Sondern es ist eine Reduktion spürbar. Und dieses weniger und leiser werden, ist paradoxerweise kein Manko. Sondern Wohltat.

Auszug aus dem Channeling zur Zeitqualität August 2026 ©

Wahrnehmen- Etwas verschiebt sich

Da ist ein Verlustgedanke in mir.

Ich betrachte ihn.

Eine Sorge, dass ich den Text nicht mehr erstellen kann,

weil ich aus dem Moment der unmittelbaren Erfahrung

bereits rausgerutscht bin.

Ich möchte etwas bewahren.

Meine Hand möchte schreiben.

Mein System sucht einen Ausweg,

aber findet keinen.

Error.

Eintrag aus meinem Journal vom 13.08.2026

Im Error- Moment wurde etwas sichtbar.

Etwas Altes trägt nicht mehr.

Das Neue ist vielleicht noch nicht da.

Aber in mir ist etwas, das sich gerade unwohl anfühlt.

Ich benenne es mal.

Dann ist es auf dem Tisch:

Die Angst, mich vom Schreiben selbst zu lösen.

Meine bisherige Ausdruckskraft loszulassen.

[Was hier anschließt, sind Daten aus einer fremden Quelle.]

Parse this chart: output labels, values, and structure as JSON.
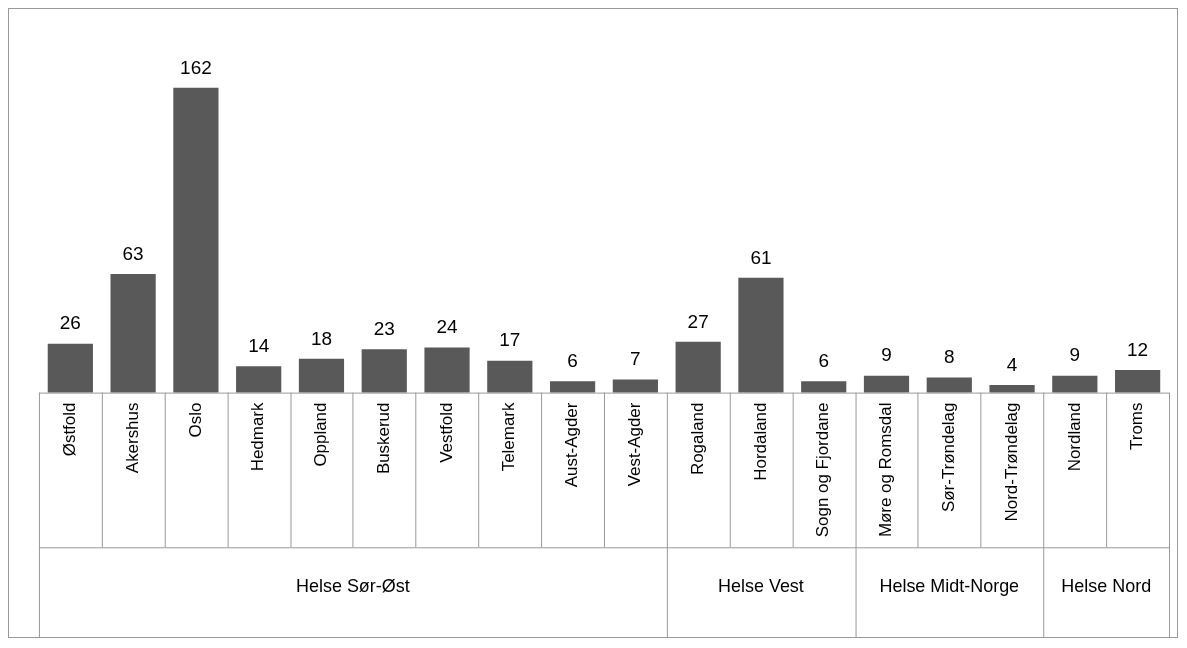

Da sind Tränen, während ich das schreibe.

Es ist gut.

Nicht nur nicht mehr Chronistin sein.

Sondern die Form des Schreibens selbst loszulassen.

Und dann?

Ich erinnere mich an einen Satz, den ich gestern gehört habe:

„Das Formlose lässt sich nicht ohne eine Form erinnern,

durch die hindurch die Erinnerung erfolgt.“

Eintrag aus meinem Journal vom 14.08.2026
Hand seitlich
Mein Hand blieb still- das Formlose ließ sich nicht festhalten.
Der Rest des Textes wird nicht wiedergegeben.